FELEMN: Toward Efficient Feature-Level Machine Unlearning for Exact Privacy Protection

Published: 01 Jan 2025, Last Modified: 20 Nov 2025IEEE Trans. Knowl. Data Eng. 2025EveryoneRevisionsBibTeXCC BY-SA 4.0
Abstract: Data privacy protection legislation around the world has increasingly enforced the “right to be forgotten” regulation, generating a surge in research interest in machine unlearning (MU), which aims to remove the impact of training data from machine learning models upon receiving revocation requests from data owners. There exist two major challenges for the performance of MU: the execution efficiency and the inference interference. The former requires minimizing the computational overhead for each execution of the MU mechanism, while the latter calls for reducing the execution frequency to minimize interference with normal inference services. Nowadays most MU studies focus on the sample-level unlearning setting, leaving the other paramount feature-level setting under-explored.

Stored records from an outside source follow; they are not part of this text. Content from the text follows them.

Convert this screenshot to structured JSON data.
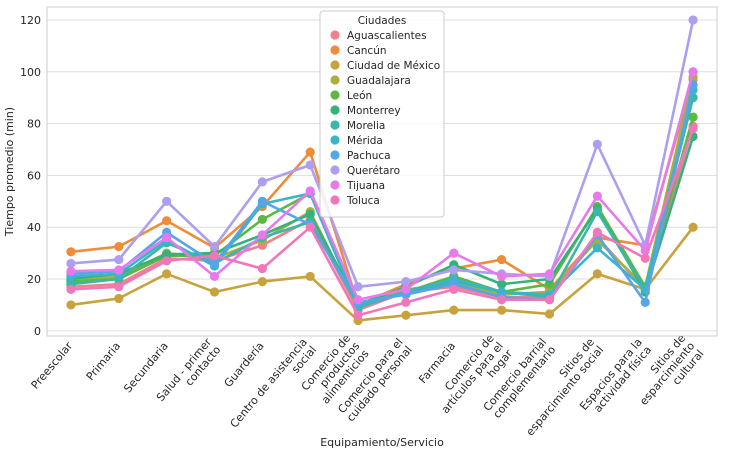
{
  "chart_data": {
    "type": "line",
    "xlabel": "Equipamiento/Servicio",
    "ylabel": "Tiempo promedio (min)",
    "ylim": [
      -2,
      125
    ],
    "yticks": [
      0,
      20,
      40,
      60,
      80,
      100,
      120
    ],
    "grid": true,
    "legend_title": "Ciudades",
    "legend_position": "top-center",
    "categories": [
      "Preescolar",
      "Primaria",
      "Secundaria",
      "Salud - primer\ncontacto",
      "Guardería",
      "Centro de asistencia\nsocial",
      "Comercio de\nproductos\nalimenticios",
      "Comercio para el\ncuidado personal",
      "Farmacia",
      "Comercio de\nartículos para el\nhogar",
      "Comercio barrial\ncomplementario",
      "Sitios de\nesparcimiento social",
      "Espacios para la\nactividad física",
      "Sitios de\nesparcimiento\ncultural"
    ],
    "series": [
      {
        "name": "Aguascalientes",
        "color": "#f0808f",
        "values": [
          17,
          18,
          28,
          27,
          33,
          43,
          8,
          15,
          17,
          13,
          13,
          36,
          16,
          79
        ]
      },
      {
        "name": "Cancún",
        "color": "#ed8d3a",
        "values": [
          30.5,
          32.5,
          42.5,
          32,
          48,
          69,
          10,
          18,
          24,
          27.5,
          16,
          36,
          33,
          97
        ]
      },
      {
        "name": "Ciudad de México",
        "color": "#c8a23c",
        "values": [
          10,
          12.5,
          22,
          15,
          19,
          21,
          4,
          6,
          8,
          8,
          6.5,
          22,
          16,
          40
        ]
      },
      {
        "name": "Guadalajara",
        "color": "#a9b03c",
        "values": [
          19,
          21,
          30,
          28,
          35,
          46,
          9,
          16,
          18,
          14,
          15,
          35,
          17,
          98
        ]
      },
      {
        "name": "León",
        "color": "#5cb843",
        "values": [
          19,
          20,
          29,
          29,
          43,
          53,
          9,
          15,
          21,
          15,
          18,
          48,
          17,
          82.5
        ]
      },
      {
        "name": "Monterrey",
        "color": "#35b27a",
        "values": [
          20,
          22,
          29.5,
          30,
          37,
          45,
          10,
          17,
          25.5,
          18,
          20,
          47,
          15,
          75
        ]
      },
      {
        "name": "Morelia",
        "color": "#3ab7a6",
        "values": [
          18,
          20,
          34,
          26,
          36,
          42,
          10,
          15,
          19,
          15,
          13,
          46,
          16,
          90
        ]
      },
      {
        "name": "Mérida",
        "color": "#3ab5c8",
        "values": [
          21,
          22,
          35,
          25,
          49,
          53,
          9,
          15,
          20,
          15,
          14,
          32,
          16,
          93
        ]
      },
      {
        "name": "Pachuca",
        "color": "#56a5e8",
        "values": [
          22,
          23,
          38,
          26,
          50,
          41,
          11,
          14,
          18,
          13,
          12,
          37,
          11,
          95
        ]
      },
      {
        "name": "Querétaro",
        "color": "#ad9ef0",
        "values": [
          26,
          27.5,
          50,
          32.5,
          57.5,
          64,
          17,
          19,
          23.5,
          22,
          21,
          72,
          33,
          120
        ]
      },
      {
        "name": "Tijuana",
        "color": "#e67aeb",
        "values": [
          23,
          23.5,
          36,
          21,
          37,
          54,
          12,
          16,
          30,
          21,
          22,
          52,
          31,
          100
        ]
      },
      {
        "name": "Toluca",
        "color": "#f176ba",
        "values": [
          16,
          17,
          27,
          29,
          24,
          40,
          6,
          11,
          16,
          12,
          12,
          38,
          28,
          78
        ]
      }
    ]
  }
}
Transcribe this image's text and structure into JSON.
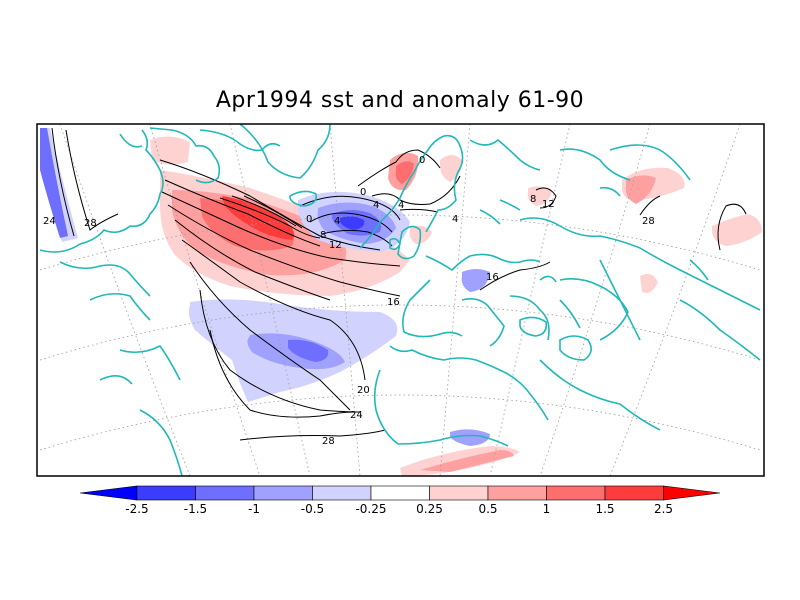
{
  "title": "Apr1994 sst and anomaly 61-90",
  "colors": {
    "coast": "#20b8b8",
    "contour": "#000000",
    "grid": "#9a9a9a",
    "scale": [
      "#0000ff",
      "#3c3cff",
      "#6e6eff",
      "#a0a0ff",
      "#d2d2ff",
      "#ffffff",
      "#ffd2d2",
      "#ffa0a0",
      "#ff6e6e",
      "#ff3c3c",
      "#ff0000"
    ]
  },
  "colorbar": {
    "levels": [
      "-2.5",
      "-1.5",
      "-1",
      "-0.5",
      "-0.25",
      "0.25",
      "0.5",
      "1",
      "1.5",
      "2.5"
    ]
  },
  "contour_labels": [
    "24",
    "28",
    "0",
    "4",
    "8",
    "12",
    "0",
    "4",
    "4",
    "16",
    "16",
    "20",
    "24",
    "28",
    "28",
    "8",
    "12",
    "0",
    "4"
  ]
}
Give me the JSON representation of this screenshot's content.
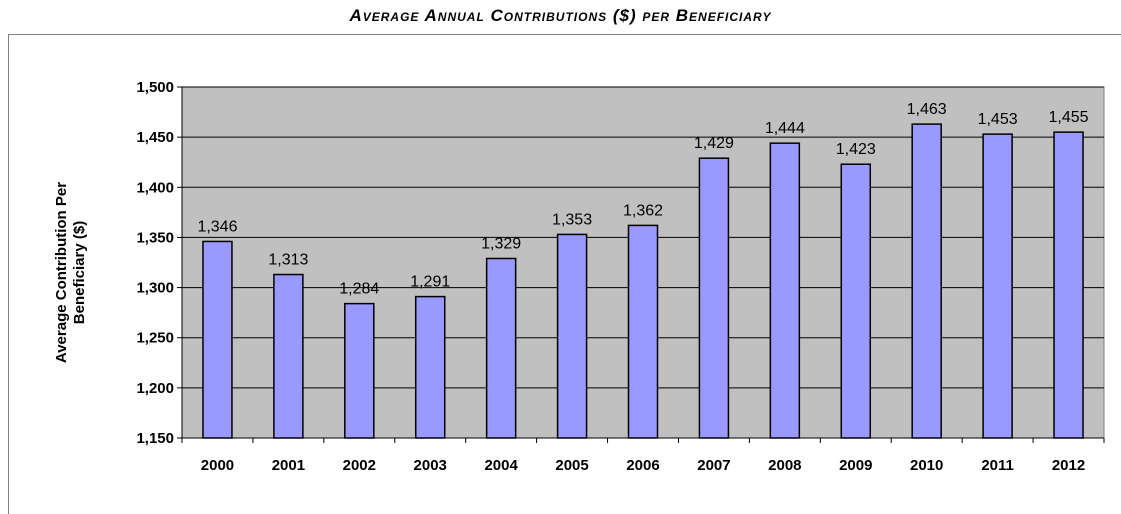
{
  "chart_data": {
    "type": "bar",
    "title": "Average Annual Contributions ($) per Beneficiary",
    "xlabel": "",
    "ylabel": "Average Contribution Per Beneficiary ($)",
    "ylabel_lines": [
      "Average Contribution Per",
      "Beneficiary ($)"
    ],
    "categories": [
      "2000",
      "2001",
      "2002",
      "2003",
      "2004",
      "2005",
      "2006",
      "2007",
      "2008",
      "2009",
      "2010",
      "2011",
      "2012"
    ],
    "values": [
      1346,
      1313,
      1284,
      1291,
      1329,
      1353,
      1362,
      1429,
      1444,
      1423,
      1463,
      1453,
      1455
    ],
    "value_labels": [
      "1,346",
      "1,313",
      "1,284",
      "1,291",
      "1,329",
      "1,353",
      "1,362",
      "1,429",
      "1,444",
      "1,423",
      "1,463",
      "1,453",
      "1,455"
    ],
    "ylim": [
      1150,
      1500
    ],
    "yticks": [
      1150,
      1200,
      1250,
      1300,
      1350,
      1400,
      1450,
      1500
    ],
    "ytick_labels": [
      "1,150",
      "1,200",
      "1,250",
      "1,300",
      "1,350",
      "1,400",
      "1,450",
      "1,500"
    ],
    "grid": true,
    "legend": "none",
    "colors": {
      "bar": "#9999ff",
      "bar_edge": "#000000",
      "plot_background": "#c0c0c0",
      "gridline": "#000000"
    }
  }
}
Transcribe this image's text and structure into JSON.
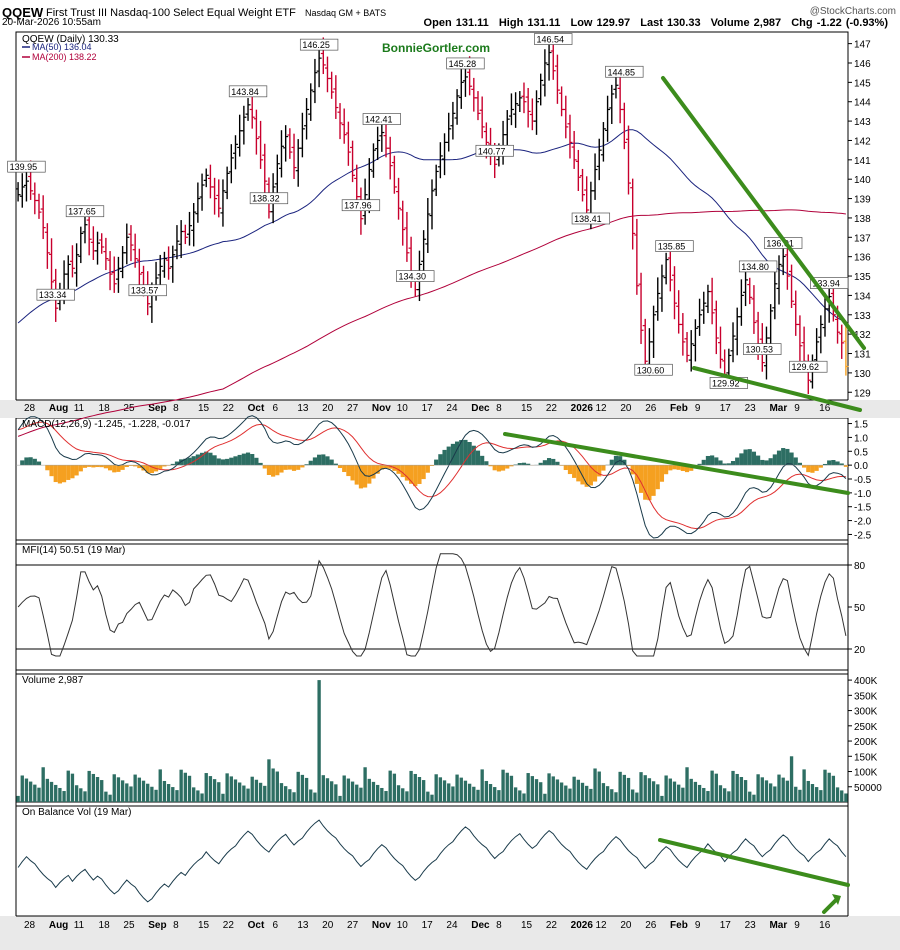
{
  "header": {
    "ticker": "QQEW",
    "full_name": "First Trust III Nasdaq-100 Select Equal Weight ETF",
    "exchange": "Nasdaq GM + BATS",
    "logo": "@StockCharts.com",
    "datetime": "20-Mar-2026 10:55am",
    "open_label": "Open",
    "open": "131.11",
    "high_label": "High",
    "high": "131.11",
    "low_label": "Low",
    "low": "129.97",
    "last_label": "Last",
    "last": "130.33",
    "volume_label": "Volume",
    "volume": "2,987",
    "chg_label": "Chg",
    "chg": "-1.22 (-0.93%)"
  },
  "watermark": "BonnieGortler.com",
  "colors": {
    "up_bar": "#000000",
    "down_bar": "#c8002d",
    "ma50": "#1a237e",
    "ma200": "#b0003a",
    "trendline": "#3c8c1c",
    "histogram_pos": "#2d6e63",
    "histogram_neg": "#f5a020",
    "volume": "#2d6e63",
    "last_bar": "#f5a020"
  },
  "x_axis_labels": [
    "28",
    "Aug",
    "11",
    "18",
    "25",
    "Sep",
    "8",
    "15",
    "22",
    "Oct",
    "6",
    "13",
    "20",
    "27",
    "Nov",
    "10",
    "17",
    "24",
    "Dec",
    "8",
    "15",
    "22",
    "2026",
    "12",
    "20",
    "26",
    "Feb",
    "9",
    "17",
    "23",
    "Mar",
    "9",
    "16"
  ],
  "chart_data": [
    {
      "type": "ohlc",
      "panel": "price",
      "legend_title": "QQEW (Daily) 130.33",
      "legend_ma50": "MA(50) 136.04",
      "legend_ma200": "MA(200) 138.22",
      "ylim": [
        128.6,
        147.6
      ],
      "y_ticks": [
        "129",
        "130",
        "131",
        "132",
        "133",
        "134",
        "135",
        "136",
        "137",
        "138",
        "139",
        "140",
        "141",
        "142",
        "143",
        "144",
        "145",
        "146",
        "147"
      ],
      "closes": [
        139.2,
        139.6,
        139.9,
        139.4,
        138.9,
        138.3,
        137.5,
        136.2,
        134.7,
        133.34,
        134.3,
        135.1,
        135.6,
        135.4,
        136.1,
        137.2,
        137.65,
        136.9,
        136.3,
        136.7,
        136.5,
        135.9,
        135.1,
        134.6,
        135.4,
        136.2,
        137.0,
        136.6,
        135.9,
        135.1,
        134.3,
        133.57,
        134.2,
        134.9,
        135.5,
        135.9,
        135.4,
        136.1,
        136.8,
        137.3,
        137.0,
        137.6,
        138.3,
        139.0,
        139.7,
        140.2,
        139.6,
        139.0,
        138.5,
        139.4,
        140.3,
        141.1,
        141.8,
        142.5,
        143.2,
        143.84,
        143.2,
        142.1,
        141.0,
        139.9,
        138.32,
        139.6,
        140.8,
        141.7,
        142.2,
        141.4,
        140.6,
        141.6,
        142.6,
        143.6,
        144.6,
        145.5,
        146.25,
        145.9,
        145.2,
        144.5,
        143.7,
        142.9,
        142.3,
        141.4,
        140.2,
        139.1,
        137.96,
        139.2,
        140.5,
        141.5,
        142.0,
        142.41,
        141.6,
        140.7,
        139.6,
        138.5,
        137.4,
        136.2,
        135.1,
        134.3,
        135.6,
        136.9,
        138.2,
        139.4,
        140.4,
        141.2,
        141.9,
        142.6,
        143.4,
        144.3,
        145.0,
        145.28,
        144.8,
        144.2,
        143.4,
        142.7,
        141.9,
        141.2,
        140.77,
        141.5,
        142.3,
        143.1,
        143.6,
        143.9,
        144.2,
        144.0,
        143.5,
        143.0,
        144.0,
        145.1,
        146.0,
        146.54,
        145.6,
        144.6,
        143.6,
        142.7,
        141.9,
        141.0,
        140.1,
        139.2,
        138.41,
        139.4,
        140.5,
        141.5,
        142.6,
        143.6,
        144.4,
        144.85,
        143.6,
        141.9,
        139.8,
        137.2,
        134.5,
        132.2,
        130.6,
        131.6,
        133.0,
        134.1,
        135.0,
        135.85,
        134.8,
        133.6,
        132.5,
        131.6,
        130.9,
        131.5,
        132.3,
        133.0,
        133.6,
        134.2,
        133.1,
        131.8,
        130.7,
        129.92,
        130.9,
        131.9,
        132.9,
        134.0,
        134.8,
        133.9,
        132.6,
        131.5,
        130.53,
        131.8,
        133.2,
        134.6,
        135.6,
        136.01,
        135.0,
        133.7,
        132.5,
        131.4,
        130.6,
        129.62,
        130.6,
        131.6,
        132.5,
        133.3,
        133.94,
        133.0,
        132.1,
        131.55,
        130.33
      ],
      "marked_values": [
        "139.95",
        "133.34",
        "137.65",
        "133.57",
        "143.84",
        "138.32",
        "146.25",
        "137.96",
        "142.41",
        "134.30",
        "145.28",
        "140.77",
        "146.54",
        "138.41",
        "144.85",
        "135.85",
        "130.60",
        "129.92",
        "134.80",
        "130.53",
        "136.01",
        "133.94",
        "129.62"
      ]
    },
    {
      "type": "macd",
      "panel": "macd",
      "legend": "MACD(12,26,9) -1.245, -1.228, -0.017",
      "ylim": [
        -2.7,
        1.7
      ],
      "y_ticks": [
        "1.5",
        "1.0",
        "0.5",
        "0.0",
        "-0.5",
        "-1.0",
        "-1.5",
        "-2.0",
        "-2.5"
      ],
      "y_values": [
        1.5,
        1.0,
        0.5,
        0.0,
        -0.5,
        -1.0,
        -1.5,
        -2.0,
        -2.5
      ]
    },
    {
      "type": "line",
      "panel": "mfi",
      "legend": "MFI(14) 50.51 (19 Mar)",
      "ylim": [
        5,
        95
      ],
      "y_ticks": [
        "80",
        "50",
        "20"
      ],
      "y_values": [
        80,
        50,
        20
      ]
    },
    {
      "type": "bar",
      "panel": "volume",
      "legend": "Volume 2,987",
      "ylim": [
        0,
        420000
      ],
      "y_ticks": [
        "400K",
        "350K",
        "300K",
        "250K",
        "200K",
        "150K",
        "100K",
        "50000"
      ],
      "y_values": [
        400000,
        350000,
        300000,
        250000,
        200000,
        150000,
        100000,
        50000
      ]
    },
    {
      "type": "line",
      "panel": "obv",
      "legend": "On Balance Vol (19 Mar)"
    }
  ]
}
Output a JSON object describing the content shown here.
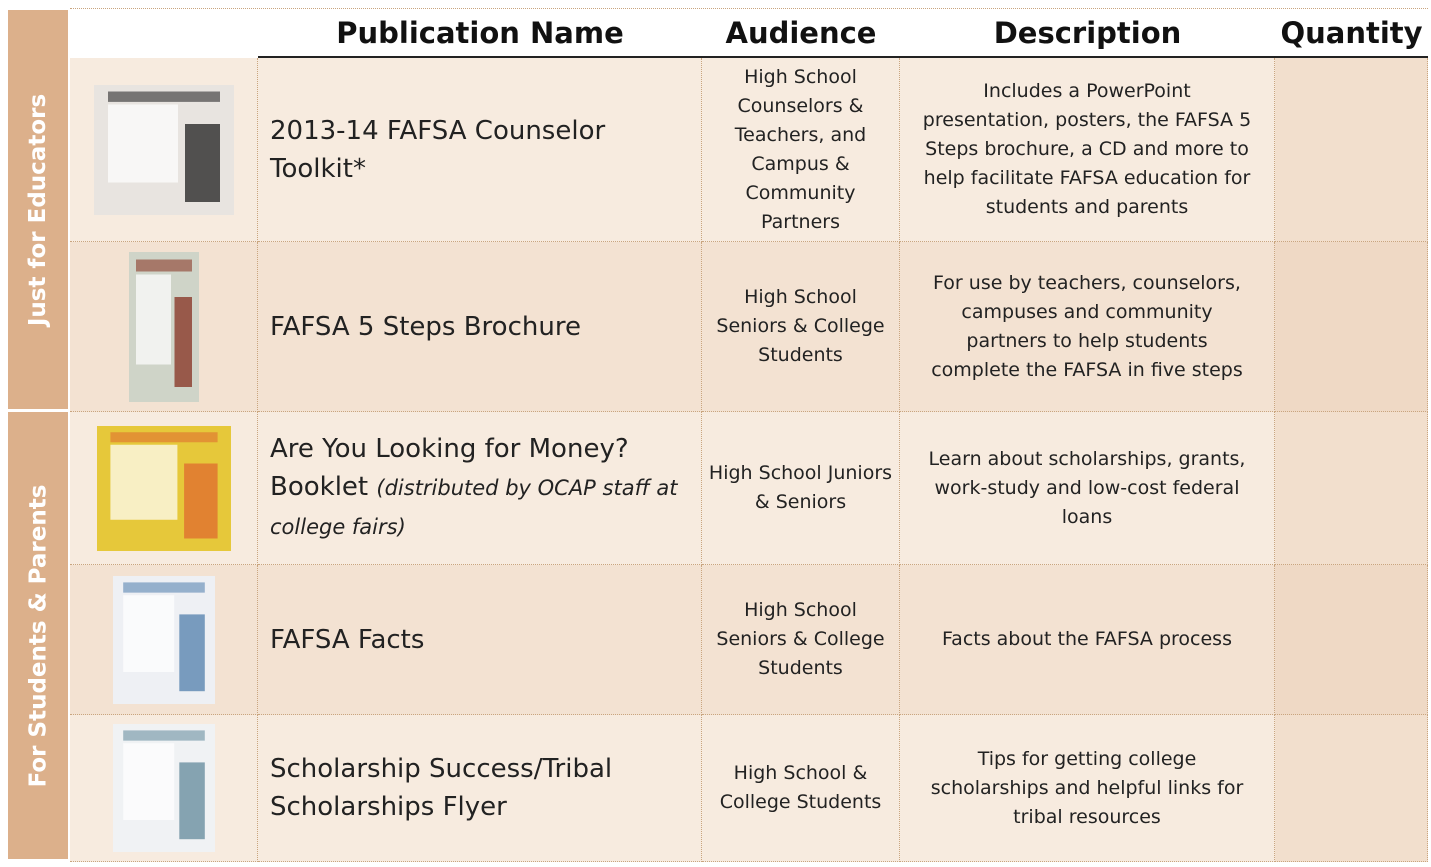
{
  "header": {
    "columns": [
      "Publication Name",
      "Audience",
      "Description",
      "Quantity"
    ]
  },
  "sections": [
    {
      "label": "Just for Educators",
      "rows": [
        {
          "name": "2013-14 FAFSA Counselor Toolkit*",
          "audience": "High School Counselors & Teachers, and Campus & Community Partners",
          "description": "Includes a PowerPoint presentation, posters, the FAFSA 5 Steps brochure, a CD and more to help facilitate FAFSA education for students and parents"
        },
        {
          "name": "FAFSA 5 Steps Brochure",
          "audience": "High School Seniors & College Students",
          "description": "For use by teachers, counselors, campuses and community partners to help students complete the FAFSA in five steps"
        }
      ]
    },
    {
      "label": "For Students & Parents",
      "rows": [
        {
          "name": "Are You Looking for Money? Booklet",
          "note": "(distributed by OCAP staff at college fairs)",
          "audience": "High School Juniors & Seniors",
          "description": "Learn about scholarships, grants, work-study and low-cost federal loans"
        },
        {
          "name": "FAFSA Facts",
          "audience": "High School Seniors & College Students",
          "description": "Facts about the FAFSA process"
        },
        {
          "name": "Scholarship Success/Tribal Scholarships Flyer",
          "audience": "High School & College Students",
          "description": "Tips for getting college scholarships and helpful links for tribal resources"
        }
      ]
    }
  ]
}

Adapting these existing techniques to the latter turns out to be non-trivial. The only known feature-level work achieves an approximate unlearning guarantee, but suffers from degraded model accuracy and still leaves the inference interference challenge unsolved. We are therefore motivated to propose FELEMN, the first FEature-Level Exact Machine uNlearning method that overcomes both of the above-mentioned hurdles. For the MU execution efficiency challenge, we explore the impact of different feature partitioning strategies on the preservation of semantic relationships for maintaining model accuracy and MU efficiency. For the inference interference challenge, we propose two batching mechanisms to combine as many individual unlearning requests to be processed together as possible, while avoiding potential privacy issues coming with falsely postponing unlearning requests, which is grounded on theoretical analysis. Experiments on five real datasets show that our FELEMN outperforms up-to-date competitors with up to $3\times$ speedup for each MU execution, and 50% runtime reduction by mitigating inference interference.